While South Yorkshire Police made a £400,000 settlement for the the case, Sir Cliff took the BBC to court, seeking a judgement at the High Court, despite the broadcaster making a public apology for the coverage.

The singer was said to seeking “very substantial” damages in the case, describing the footage caught live by the news channel as “shocking and upsetting”.

On 18 April 2018, Sir Cliff won his case against the BBC, with the BBC confirming that they would not be appealing the decision.

The BBC repeated its public apology and Sir Cliff won around £400,000 in damages, with The Guardian reported that the BBC was forced to fork out around £1.9million to cover legal fees and damages by the end of the case.

What happened to Neil Fox?

Neil Fox is a well-known radio and television presenter, who would go on to gain further fame by appearing as a judge on Pop Idol alongside Pete Waterman and Nicky Chapman in the 2000s.

He was arrested on suspicion of historical public offences on 30 September 2014, which came after allegations were made by two seperate women.

Despite both Mr Gambaccini and Sir Cliff’s allegations being part of Operation Yewtree, Mr Fox’s arrest was not connected to the investigation.

He was initally released on bail, however further arrested after three more women made allegations against the presenter.

Mr Fox was once again released on bail before being arrested a few days later in relation to an allegation made by another women.

Eventually, he was charged with nine counts of sexual offences against six seperate women, three of which were under the age of 16 at the time. The incident were alleged to have taken place between 1991 and 2014.

Mr Fox pleaded not guilty to all counts, before pleading guilty to six additional charges.

Before the beginning of his trial on 5 November 2015, prosecutors cleared him of five of the charges.

Eventually he was found not guilty on all charges at the Westminster Magistrate’s Court trial on 14 December 2015.

Judge Howard Riddle said during the ruling: “We heard evidence of about 10 allegations from six women. We believed each of the complainants.
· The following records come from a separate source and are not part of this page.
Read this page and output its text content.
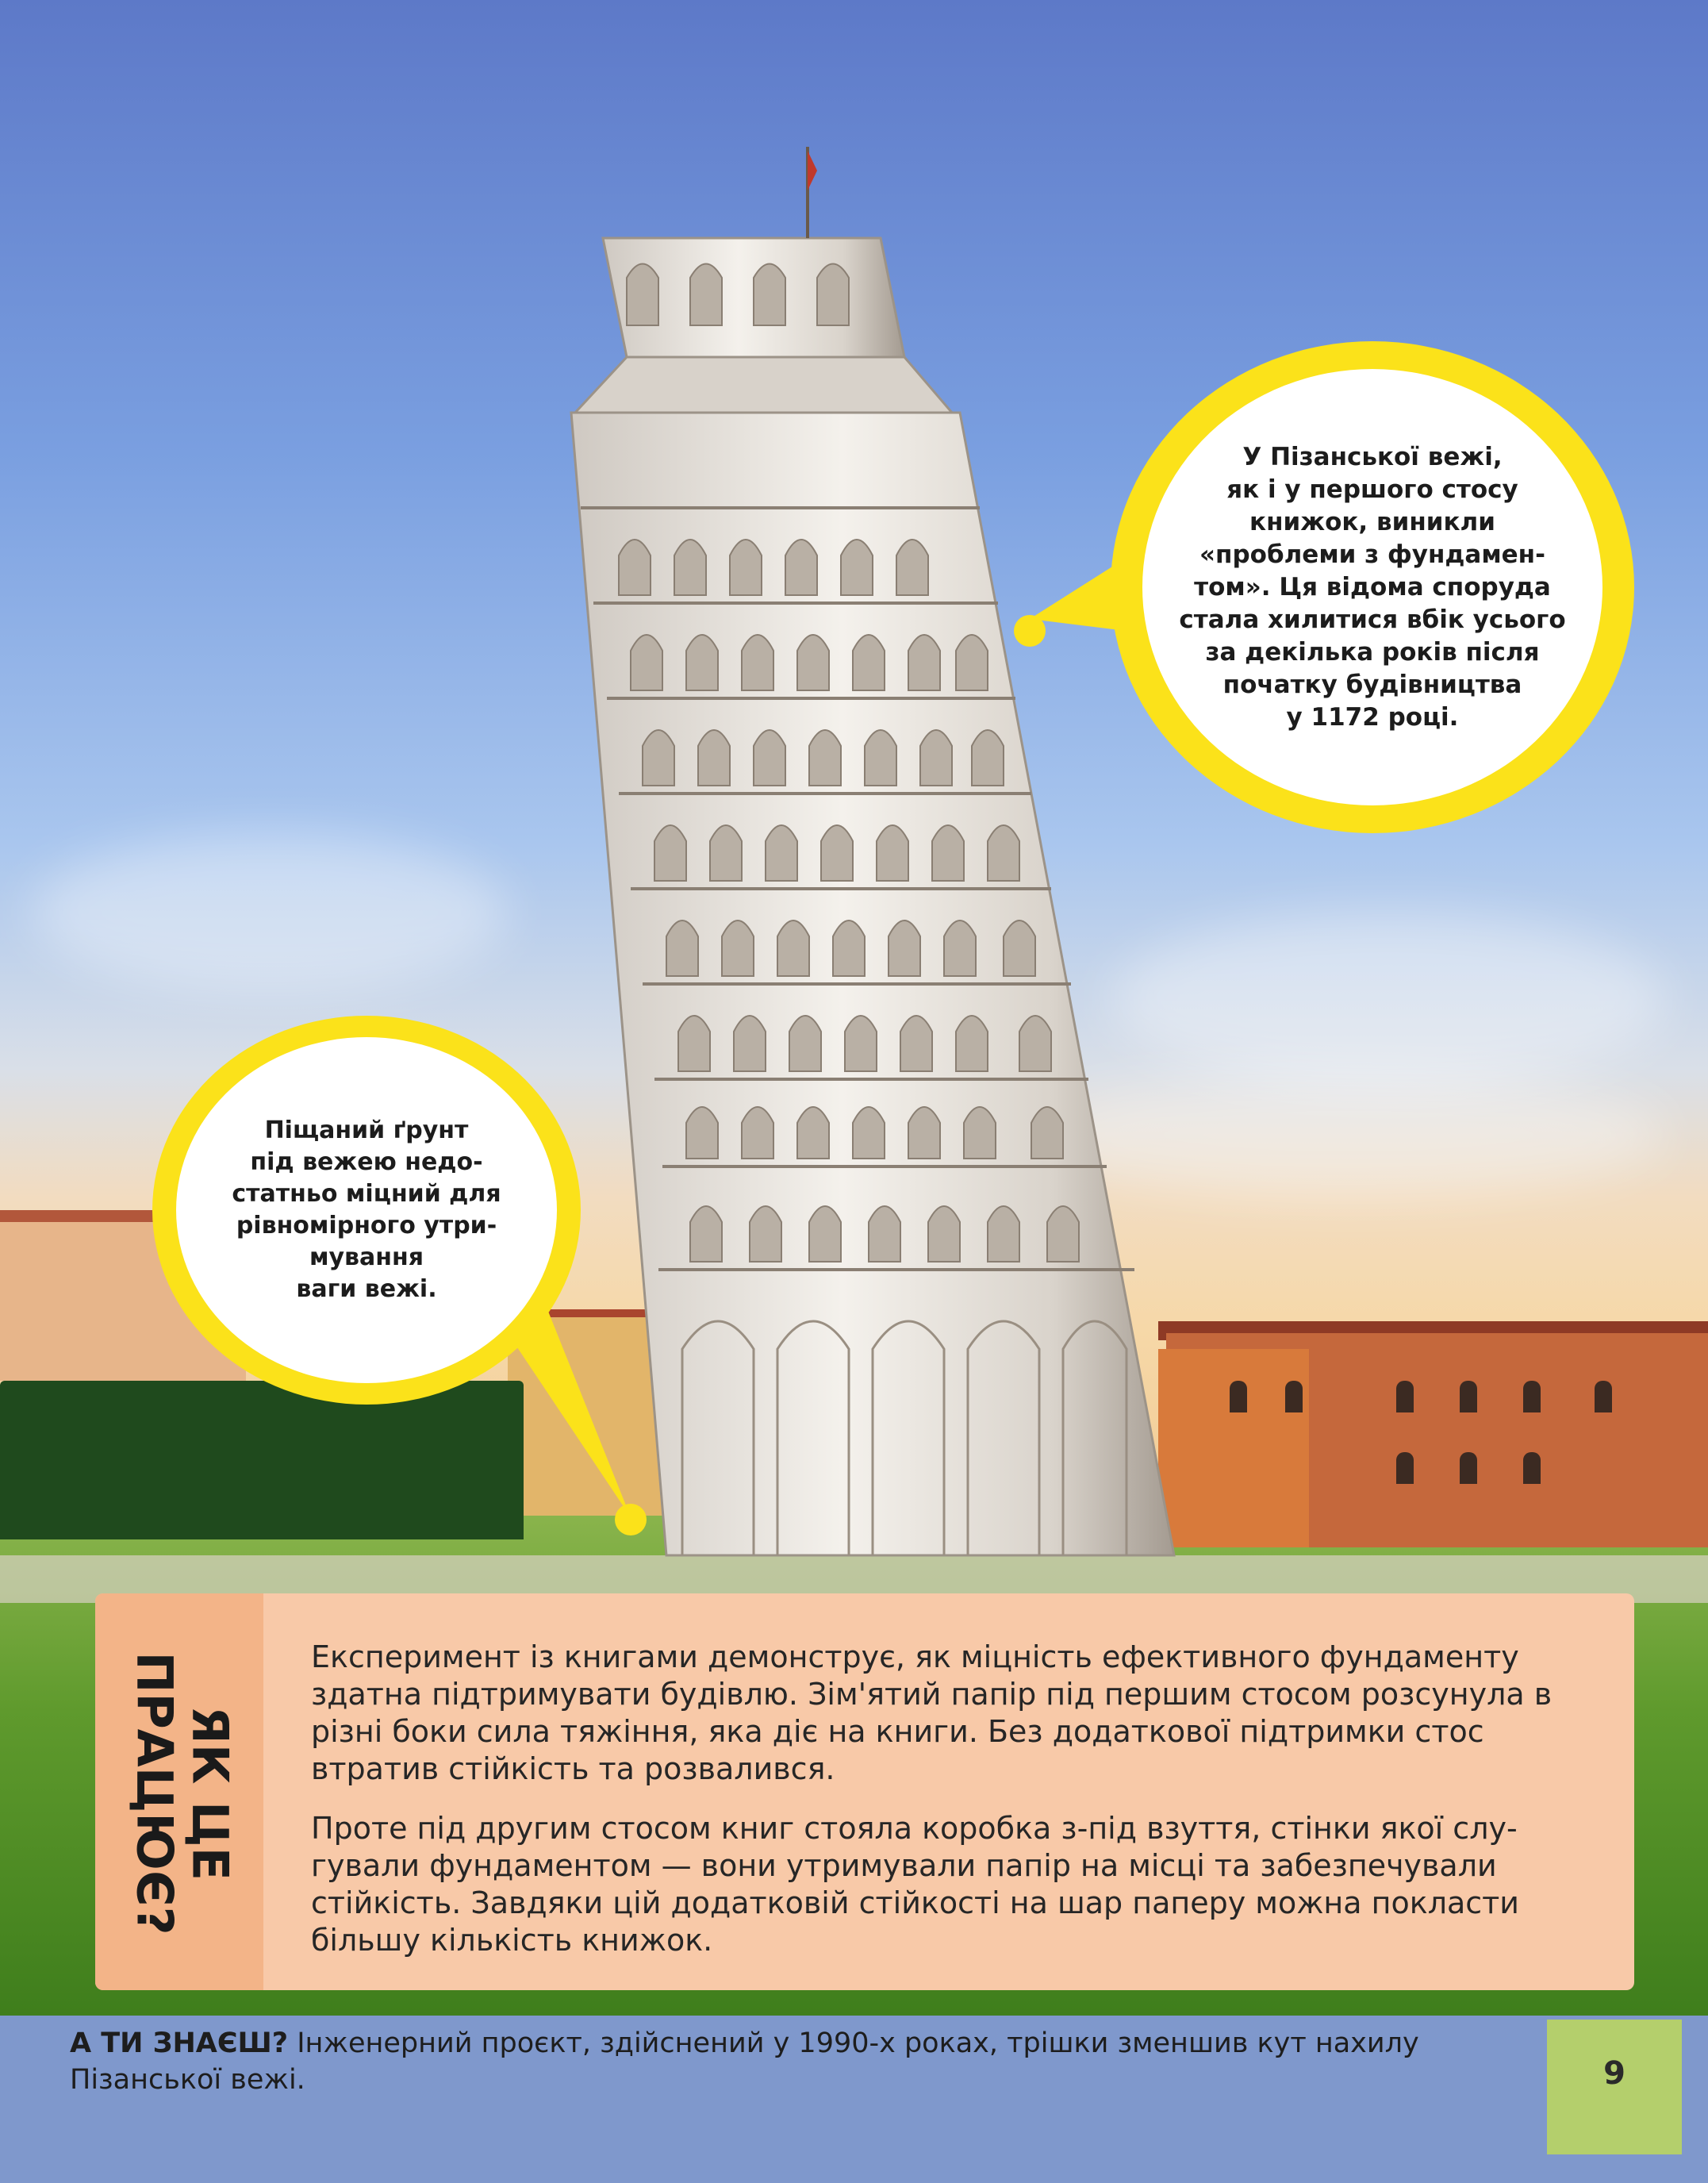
У Пізанської вежі,
як і у першого стосу
книжок, виникли
«проблеми з фундамен-
том». Ця відома споруда
стала хилитися вбік усього
за декілька років після
початку будівництва
у 1172 році.
Піщаний ґрунт
під вежею недо-
статньо міцний для
рівномірного утри-
мування
ваги вежі.
ЯК ЦЕ
ПРАЦЮЄ?	Експеримент із книгами демонструє, як міцність ефективного фундаменту здатна підтримувати будівлю. Зім'ятий папір під першим стосом розсунула в різні боки сила тяжіння, яка діє на книги. Без додаткової підтримки стос втратив стійкість та розвалився.

Проте під другим стосом книг стояла коробка з-під взуття, стінки якої слу- гували фундаментом — вони утримували папір на місці та забезпечували стійкість. Завдяки цій додатковій стійкості на шар паперу можна покласти більшу кількість книжок.

А ТИ ЗНАЄШ? Інженерний проєкт, здійснений у 1990-х роках, трішки зменшив кут нахилу Пізанської вежі.	9
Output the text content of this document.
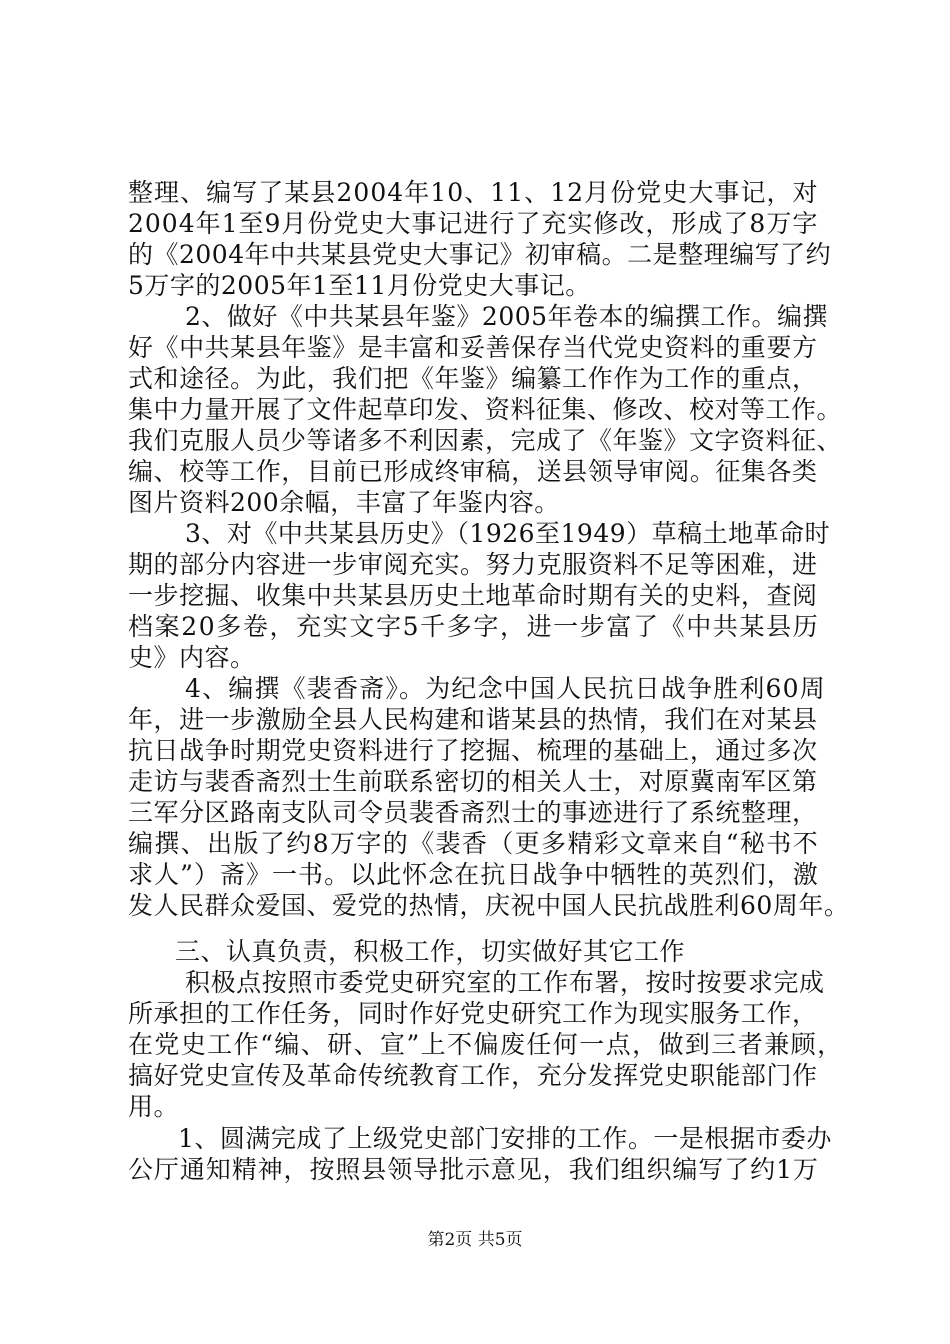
整理、编写了某县2004年10、11、12月份党史大事记，对
2004年1至9月份党史大事记进行了充实修改，形成了8万字
的《2004年中共某县党史大事记》初审稿。二是整理编写了约
5万字的2005年1至11月份党史大事记。
2、做好《中共某县年鉴》2005年卷本的编撰工作。编撰
好《中共某县年鉴》是丰富和妥善保存当代党史资料的重要方
式和途径。为此，我们把《年鉴》编纂工作作为工作的重点，
集中力量开展了文件起草印发、资料征集、修改、校对等工作。
我们克服人员少等诸多不利因素，完成了《年鉴》文字资料征、
编、校等工作，目前已形成终审稿，送县领导审阅。征集各类
图片资料200余幅，丰富了年鉴内容。
3、对《中共某县历史》（1926至1949）草稿土地革命时
期的部分内容进一步审阅充实。努力克服资料不足等困难，进
一步挖掘、收集中共某县历史土地革命时期有关的史料，查阅
档案20多卷，充实文字5千多字，进一步富了《中共某县历
史》内容。
4、编撰《裴香斋》。为纪念中国人民抗日战争胜利60周
年，进一步激励全县人民构建和谐某县的热情，我们在对某县
抗日战争时期党史资料进行了挖掘、梳理的基础上，通过多次
走访与裴香斋烈士生前联系密切的相关人士，对原冀南军区第
三军分区路南支队司令员裴香斋烈士的事迹进行了系统整理，
编撰、出版了约8万字的《裴香（更多精彩文章来自“秘书不
求人”）斋》一书。以此怀念在抗日战争中牺牲的英烈们，激
发人民群众爱国、爱党的热情，庆祝中国人民抗战胜利60周年。
三、认真负责，积极工作，切实做好其它工作
积极点按照市委党史研究室的工作布署，按时按要求完成
所承担的工作任务，同时作好党史研究工作为现实服务工作，
在党史工作“编、研、宣”上不偏废任何一点，做到三者兼顾，
搞好党史宣传及革命传统教育工作，充分发挥党史职能部门作
用。
1、圆满完成了上级党史部门安排的工作。一是根据市委办
公厅通知精神，按照县领导批示意见，我们组织编写了约1万
第2页 共5页
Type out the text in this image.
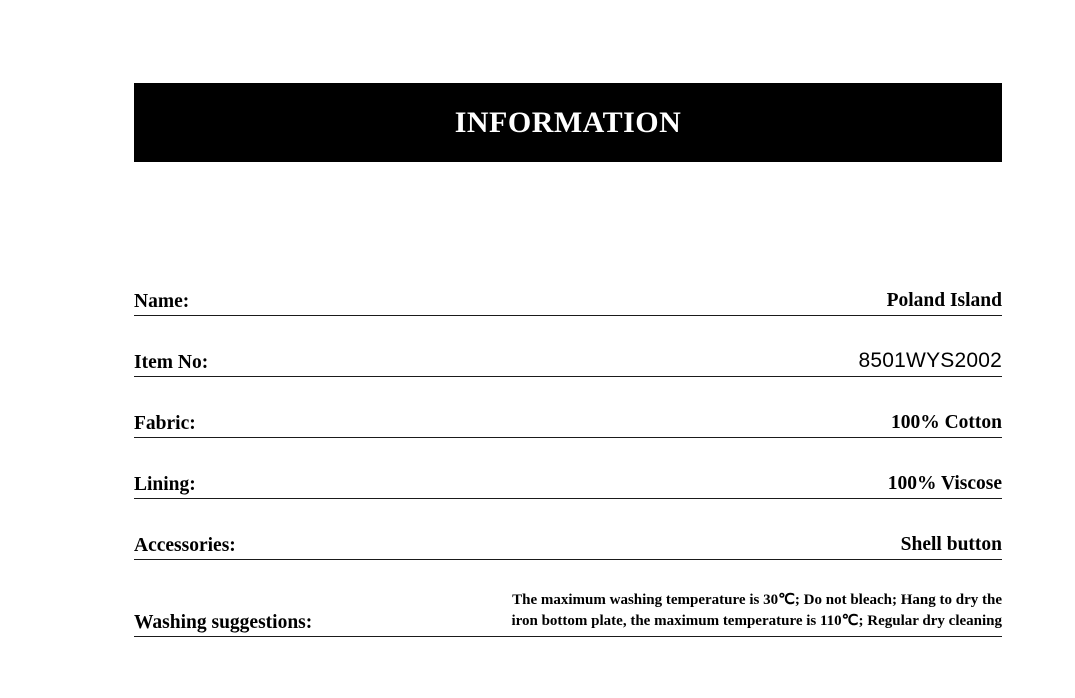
INFORMATION
Name:	Poland Island
Item No:	8501WYS2002
Fabric:	100% Cotton
Lining:	100% Viscose
Accessories:	Shell button
Washing suggestions:
The maximum washing temperature is 30℃; Do not bleach; Hang to dry the
iron bottom plate, the maximum temperature is 110℃; Regular dry cleaning
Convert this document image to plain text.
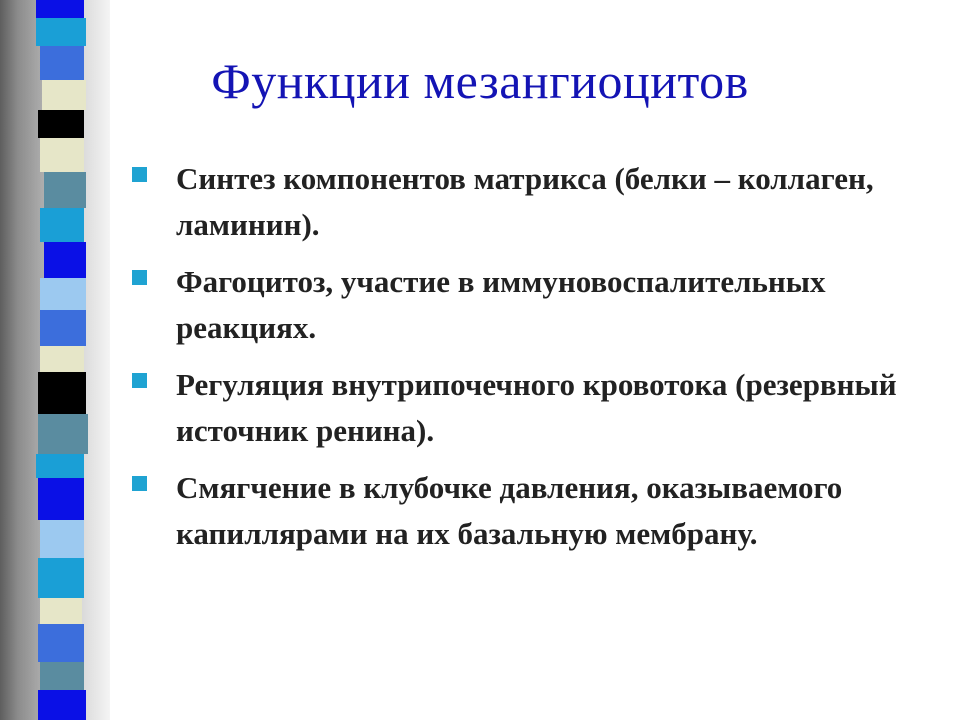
Функции мезангиоцитов
Синтез компонентов матрикса (белки – коллаген, ламинин).
Фагоцитоз, участие в иммуновоспалительных реакциях.
Регуляция внутрипочечного кровотока (резервный источник ренина).
Смягчение в клубочке давления, оказываемого капиллярами на их базальную мембрану.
The question we must ask is whether we are sure of the facts alleged, sure of the context in which they occurred and sure that they amount to criminal offences.”

In response to the trial, Mr Fox said: “This case has once again raised concerns about how high-profile cases such as this have been investigated by the CPS.”

When is The Accused: National Treasures on Trial on?

The Channel 4 documentary will air on the channel at 9pm on 24 August.

The show will be available to watch on catch-up service All4 shortly after it has aired live.